A profissional calcula que, no total, formou mais 700 técnicos ao longo de sua carreira.

Em 2007, depois que Quicuie já havia se aposentado como professora, ela ficou sabendo que o curso de técnico de enfermagem na EEPSG Major Juvenal Alvim seria encerrado por uma mudança na legislação que versa sobre o ensino médio.

Mais uma vez, o lado professora dela falou mais alto e Quicuie se sentiu no dever de marcar reuniões com o prefeito de Atibaia e com o Secretário Estadual da Ciência e Tecnologia, com o intuito de continuar existindo um curso para a formação de técnicos de enfermagem em Atibaia.
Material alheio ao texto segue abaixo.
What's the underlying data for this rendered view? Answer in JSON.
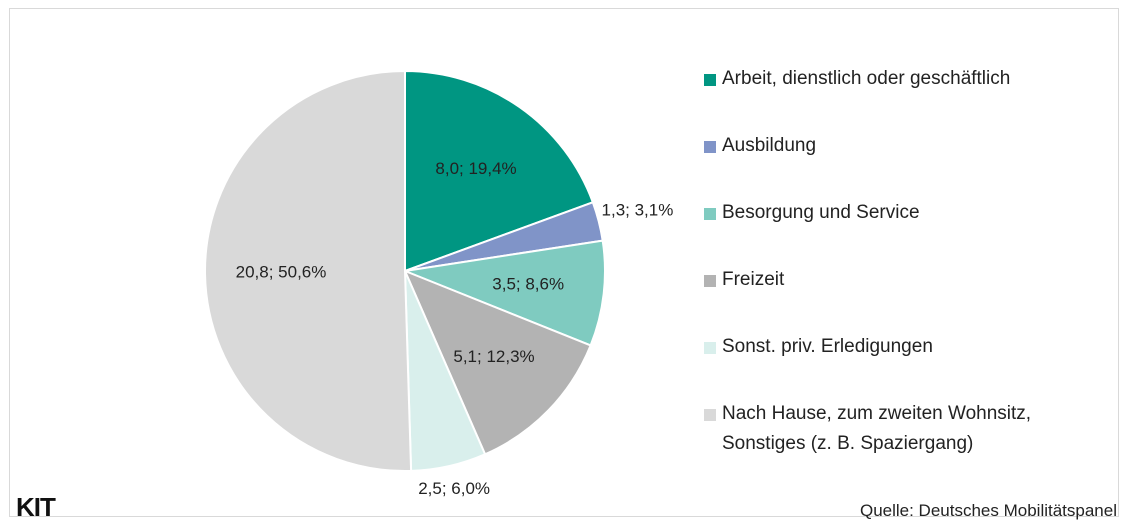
{
  "chart_data": {
    "type": "pie",
    "categories": [
      "Arbeit, dienstlich oder geschäftlich",
      "Ausbildung",
      "Besorgung und Service",
      "Freizeit",
      "Sonst. priv. Erledigungen",
      "Nach Hause, zum zweiten Wohnsitz, Sonstiges (z. B. Spaziergang)"
    ],
    "values": [
      8.0,
      1.3,
      3.5,
      5.1,
      2.5,
      20.8
    ],
    "value_labels": [
      "8,0; 19,4%",
      "1,3; 3,1%",
      "3,5; 8,6%",
      "5,1; 12,3%",
      "2,5; 6,0%",
      "20,8; 50,6%"
    ],
    "colors": [
      "#009682",
      "#8094c8",
      "#7fcbc0",
      "#b3b3b3",
      "#d9efec",
      "#d9d9d9"
    ],
    "legend": "right",
    "source": "Quelle: Deutsches Mobilitätspanel",
    "logo": "KIT"
  }
}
A iniciativa deu certo e a partir de um convênio firmado entre a prefeitura e a secretaria estadual, surgiu o primeiro curso técnico em Atibaia pela Escola Técnica Paula Souza, que a partir de então passou a contar com uma unidade no município. Além de enfermagem, a escola passou a oferecer cursos técnicos em outras áreas, como edificações, nutrição e informática.
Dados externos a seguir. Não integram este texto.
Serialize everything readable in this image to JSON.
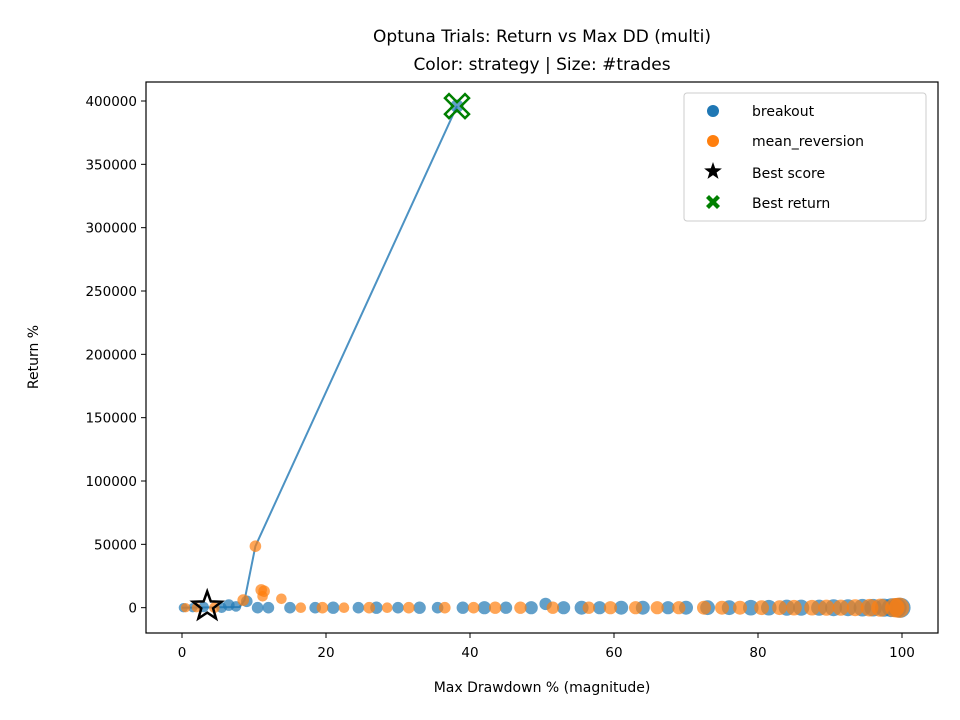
{
  "chart_data": {
    "type": "scatter",
    "title": "Optuna Trials: Return vs Max DD (multi)",
    "subtitle": "Color: strategy | Size: #trades",
    "xlabel": "Max Drawdown % (magnitude)",
    "ylabel": "Return %",
    "xlim": [
      -5,
      105
    ],
    "ylim": [
      -20000,
      415000
    ],
    "x_ticks": [
      0,
      20,
      40,
      60,
      80,
      100
    ],
    "y_ticks": [
      0,
      50000,
      100000,
      150000,
      200000,
      250000,
      300000,
      350000,
      400000
    ],
    "grid": false,
    "legend_position": "top-right",
    "colors": {
      "breakout": "#1f77b4",
      "mean_reversion": "#ff7f0e",
      "best_score": "#000000",
      "best_return": "#008000"
    },
    "series": [
      {
        "name": "breakout",
        "points": [
          [
            0.2,
            0,
            20
          ],
          [
            1.5,
            0,
            20
          ],
          [
            3.0,
            500,
            25
          ],
          [
            5.5,
            0,
            25
          ],
          [
            6.5,
            2000,
            30
          ],
          [
            7.5,
            1000,
            25
          ],
          [
            9.0,
            5000,
            30
          ],
          [
            10.5,
            0,
            30
          ],
          [
            12.0,
            0,
            30
          ],
          [
            15.0,
            0,
            30
          ],
          [
            18.5,
            0,
            30
          ],
          [
            21.0,
            0,
            35
          ],
          [
            24.5,
            0,
            30
          ],
          [
            27.0,
            0,
            35
          ],
          [
            30.0,
            0,
            30
          ],
          [
            33.0,
            0,
            35
          ],
          [
            35.5,
            0,
            30
          ],
          [
            38.2,
            396000,
            40
          ],
          [
            39.0,
            0,
            35
          ],
          [
            42.0,
            0,
            40
          ],
          [
            45.0,
            0,
            35
          ],
          [
            48.5,
            0,
            40
          ],
          [
            50.5,
            3000,
            35
          ],
          [
            53.0,
            0,
            40
          ],
          [
            55.5,
            0,
            45
          ],
          [
            58.0,
            0,
            40
          ],
          [
            61.0,
            0,
            45
          ],
          [
            64.0,
            0,
            45
          ],
          [
            67.5,
            0,
            40
          ],
          [
            70.0,
            0,
            45
          ],
          [
            73.0,
            0,
            50
          ],
          [
            76.0,
            0,
            50
          ],
          [
            79.0,
            0,
            55
          ],
          [
            81.5,
            0,
            55
          ],
          [
            84.0,
            0,
            60
          ],
          [
            86.0,
            0,
            60
          ],
          [
            88.5,
            0,
            60
          ],
          [
            90.5,
            0,
            65
          ],
          [
            92.5,
            0,
            65
          ],
          [
            94.5,
            0,
            70
          ],
          [
            96.0,
            0,
            70
          ],
          [
            97.5,
            0,
            75
          ],
          [
            98.5,
            0,
            80
          ],
          [
            99.3,
            0,
            85
          ],
          [
            99.8,
            0,
            90
          ]
        ]
      },
      {
        "name": "mean_reversion",
        "points": [
          [
            0.5,
            0,
            20
          ],
          [
            2.0,
            0,
            20
          ],
          [
            4.5,
            0,
            25
          ],
          [
            8.5,
            6000,
            30
          ],
          [
            10.2,
            48500,
            30
          ],
          [
            11.0,
            14000,
            30
          ],
          [
            11.4,
            13000,
            30
          ],
          [
            11.2,
            9000,
            25
          ],
          [
            13.8,
            7000,
            25
          ],
          [
            16.5,
            0,
            25
          ],
          [
            19.5,
            0,
            30
          ],
          [
            22.5,
            0,
            25
          ],
          [
            26.0,
            0,
            30
          ],
          [
            28.5,
            0,
            25
          ],
          [
            31.5,
            0,
            30
          ],
          [
            36.5,
            0,
            30
          ],
          [
            40.5,
            0,
            30
          ],
          [
            43.5,
            0,
            35
          ],
          [
            47.0,
            0,
            35
          ],
          [
            51.5,
            0,
            35
          ],
          [
            56.5,
            0,
            35
          ],
          [
            59.5,
            0,
            40
          ],
          [
            63.0,
            0,
            40
          ],
          [
            66.0,
            0,
            40
          ],
          [
            69.0,
            0,
            40
          ],
          [
            72.5,
            0,
            45
          ],
          [
            75.0,
            0,
            45
          ],
          [
            77.5,
            0,
            45
          ],
          [
            80.5,
            0,
            50
          ],
          [
            83.0,
            0,
            50
          ],
          [
            85.0,
            0,
            55
          ],
          [
            87.5,
            0,
            55
          ],
          [
            89.5,
            0,
            60
          ],
          [
            91.5,
            0,
            60
          ],
          [
            93.5,
            0,
            65
          ],
          [
            95.5,
            0,
            70
          ],
          [
            97.0,
            0,
            75
          ],
          [
            99.0,
            0,
            85
          ],
          [
            99.6,
            0,
            95
          ]
        ]
      }
    ],
    "frontier_line": {
      "x": [
        0,
        8,
        8.7,
        10.2,
        38.2
      ],
      "y": [
        0,
        500,
        6000,
        48500,
        396000
      ]
    },
    "best_score": {
      "x": 3.5,
      "y": 1000
    },
    "best_return": {
      "x": 38.2,
      "y": 396000
    },
    "legend_entries": [
      "breakout",
      "mean_reversion",
      "Best score",
      "Best return"
    ]
  }
}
Atualmente, a enfermeira está aposentada como professora e atua como assessora no Hospital Novo Atibaia, sendo membro do grupo controlador da unidade.

Um incentivo inesperado

Em seus tempos de estudante de enfermagem, no fim dos anos 60, Quicuie teve a oportunidade de conviver com grandes nomes da profissão e que depois viriam a entrar para a história da enfermagem brasileira.

Wanda Horta deu aulas na Escola de Enfermagem da USP entre os anos 60 e 1981

Um desses personagens foi Wanda de Aguiar Horta, enfermeira que introduziu os principais conceitos teóricos da enfermagem utilizados no Brasil. Wanda era uma das professoras de Quicuie na Escola de Enfermagem da USP.
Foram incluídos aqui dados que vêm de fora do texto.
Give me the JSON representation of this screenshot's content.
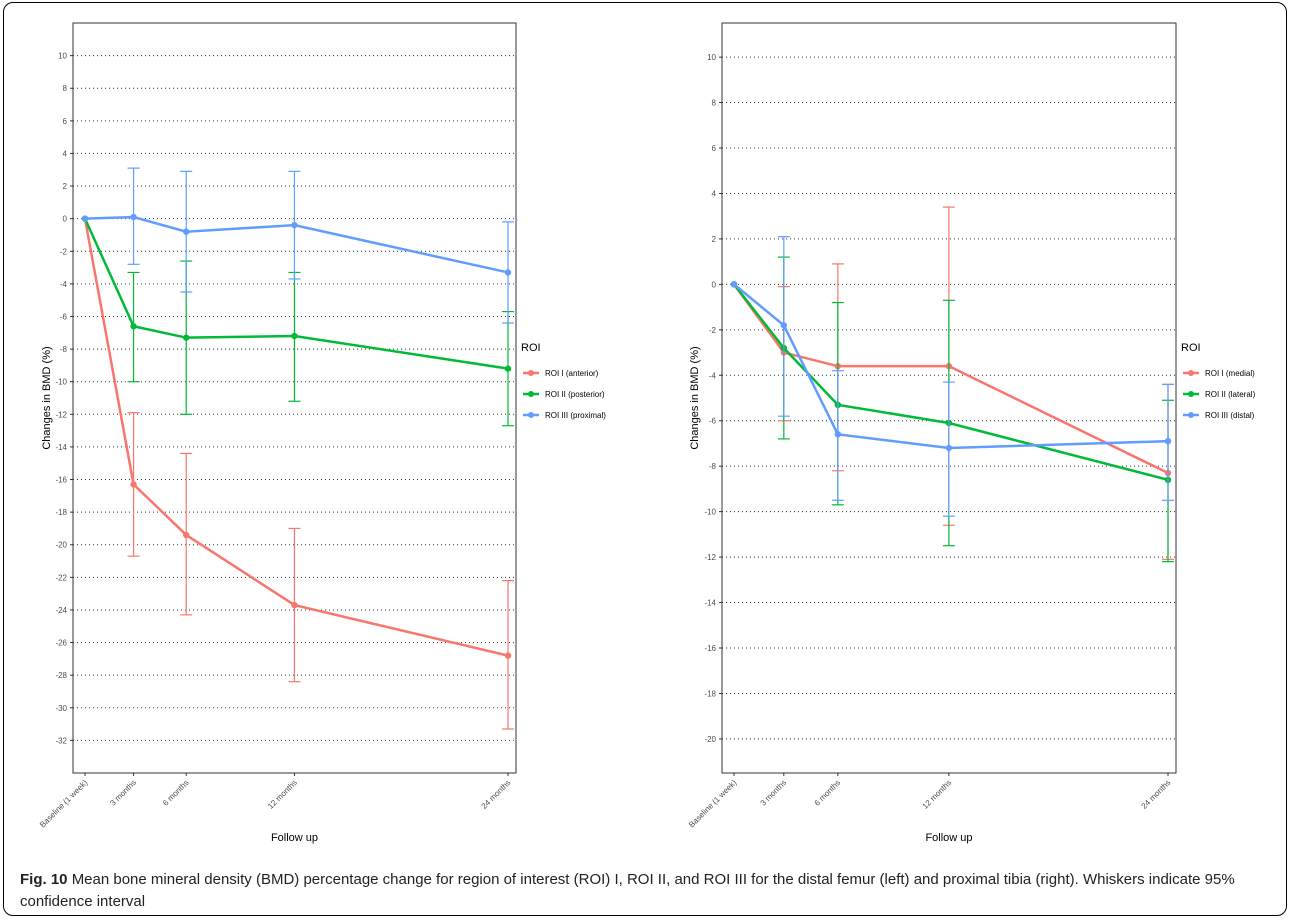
{
  "caption": {
    "label": "Fig. 10",
    "text": "Mean bone mineral density (BMD) percentage change for region of interest (ROI) I, ROI II, and ROI III for the distal femur (left) and proximal tibia (right). Whiskers indicate 95% confidence interval"
  },
  "chart_data": [
    {
      "type": "line",
      "title": "",
      "xlabel": "Follow up",
      "ylabel": "Changes in BMD (%)",
      "x": [
        "Baseline (1 week)",
        "3 months",
        "6 months",
        "12 months",
        "24 months"
      ],
      "x_days": [
        7,
        90,
        180,
        365,
        730
      ],
      "ylim": [
        -34,
        12
      ],
      "yticks": [
        10,
        8,
        6,
        4,
        2,
        0,
        -2,
        -4,
        -6,
        -8,
        -10,
        -12,
        -14,
        -16,
        -18,
        -20,
        -22,
        -24,
        -26,
        -28,
        -30,
        -32
      ],
      "grid": "horizontal dotted",
      "legend_title": "ROI",
      "legend_position": "right",
      "series": [
        {
          "name": "ROI I (anterior)",
          "color": "#F8766D",
          "values": [
            0,
            -16.3,
            -19.4,
            -23.7,
            -26.8
          ],
          "lower": [
            null,
            -20.7,
            -24.3,
            -28.4,
            -31.3
          ],
          "upper": [
            null,
            -11.9,
            -14.4,
            -19.0,
            -22.2
          ]
        },
        {
          "name": "ROI II (posterior)",
          "color": "#00BA38",
          "values": [
            0,
            -6.6,
            -7.3,
            -7.2,
            -9.2
          ],
          "lower": [
            null,
            -10.0,
            -12.0,
            -11.2,
            -12.7
          ],
          "upper": [
            null,
            -3.3,
            -2.6,
            -3.3,
            -5.7
          ]
        },
        {
          "name": "ROI III (proximal)",
          "color": "#619CFF",
          "values": [
            0,
            0.1,
            -0.8,
            -0.4,
            -3.3
          ],
          "lower": [
            null,
            -2.8,
            -4.5,
            -3.7,
            -6.4
          ],
          "upper": [
            null,
            3.1,
            2.9,
            2.9,
            -0.2
          ]
        }
      ]
    },
    {
      "type": "line",
      "title": "",
      "xlabel": "Follow up",
      "ylabel": "Changes in BMD (%)",
      "x": [
        "Baseline (1 week)",
        "3 months",
        "6 months",
        "12 months",
        "24 months"
      ],
      "x_days": [
        7,
        90,
        180,
        365,
        730
      ],
      "ylim": [
        -21.5,
        11.5
      ],
      "yticks": [
        10,
        8,
        6,
        4,
        2,
        0,
        -2,
        -4,
        -6,
        -8,
        -10,
        -12,
        -14,
        -16,
        -18,
        -20
      ],
      "grid": "horizontal dotted",
      "legend_title": "ROI",
      "legend_position": "right",
      "series": [
        {
          "name": "ROI I (medial)",
          "color": "#F8766D",
          "values": [
            0,
            -3.0,
            -3.6,
            -3.6,
            -8.3
          ],
          "lower": [
            null,
            -6.0,
            -8.2,
            -10.6,
            -12.1
          ],
          "upper": [
            null,
            -0.1,
            0.9,
            3.4,
            -4.4
          ]
        },
        {
          "name": "ROI II (lateral)",
          "color": "#00BA38",
          "values": [
            0,
            -2.8,
            -5.3,
            -6.1,
            -8.6
          ],
          "lower": [
            null,
            -6.8,
            -9.7,
            -11.5,
            -12.2
          ],
          "upper": [
            null,
            1.2,
            -0.8,
            -0.7,
            -5.1
          ]
        },
        {
          "name": "ROI III (distal)",
          "color": "#619CFF",
          "values": [
            0,
            -1.8,
            -6.6,
            -7.2,
            -6.9
          ],
          "lower": [
            null,
            -5.8,
            -9.5,
            -10.2,
            -9.5
          ],
          "upper": [
            null,
            2.1,
            -3.8,
            -4.3,
            -4.4
          ]
        }
      ]
    }
  ]
}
No segundo semestre do curso, Quicuie começou a ter aulas práticas. “Você tem que fazer limpeza, fazer a cama. E comecei a me questionar: ‘porque eu tenho que fazer a cama? Não estou cursando enfermagem para isso’. Na época eu era muito jovem e não tinha ideia do que era enfermagem”, diz.

Quicuie conta como Wanda Horta, que foi sua professora na USP, acabou contribuindo para que se concluísse a graduação em enfermagem

Ela começou a cogitar desistir do curso. “Algumas colegas minhas já haviam desistido pelo mesmo motivo”. Até que a professora Wanda Horta ficou sabendo dos questionamentos da jovem aluna e chamou-a para uma conversa.

“Ela me explicou que, como enfermeira, eu deveria gerir a equipe e que eu não iria fazer limpeza ou arrumar camas no meu dia a dia profissional, mas que deveria saber fazer essas coisas para poder ensinar os atendentes de enfermagem”, conta.  

“Aí eu acabei ficando no curso, até que me formei. Eu fui gostando de mais coisas, porque esse primeiro momento é um baque. Depois você parte para coisas técnicas mais elaboradas”, explica a profissional que, cumprindo a predição de Wanda Horta, tornou-se especialista em ensinar e contribuir, ela mesma, para a formação de novas gerações de profissionais de enfermagem.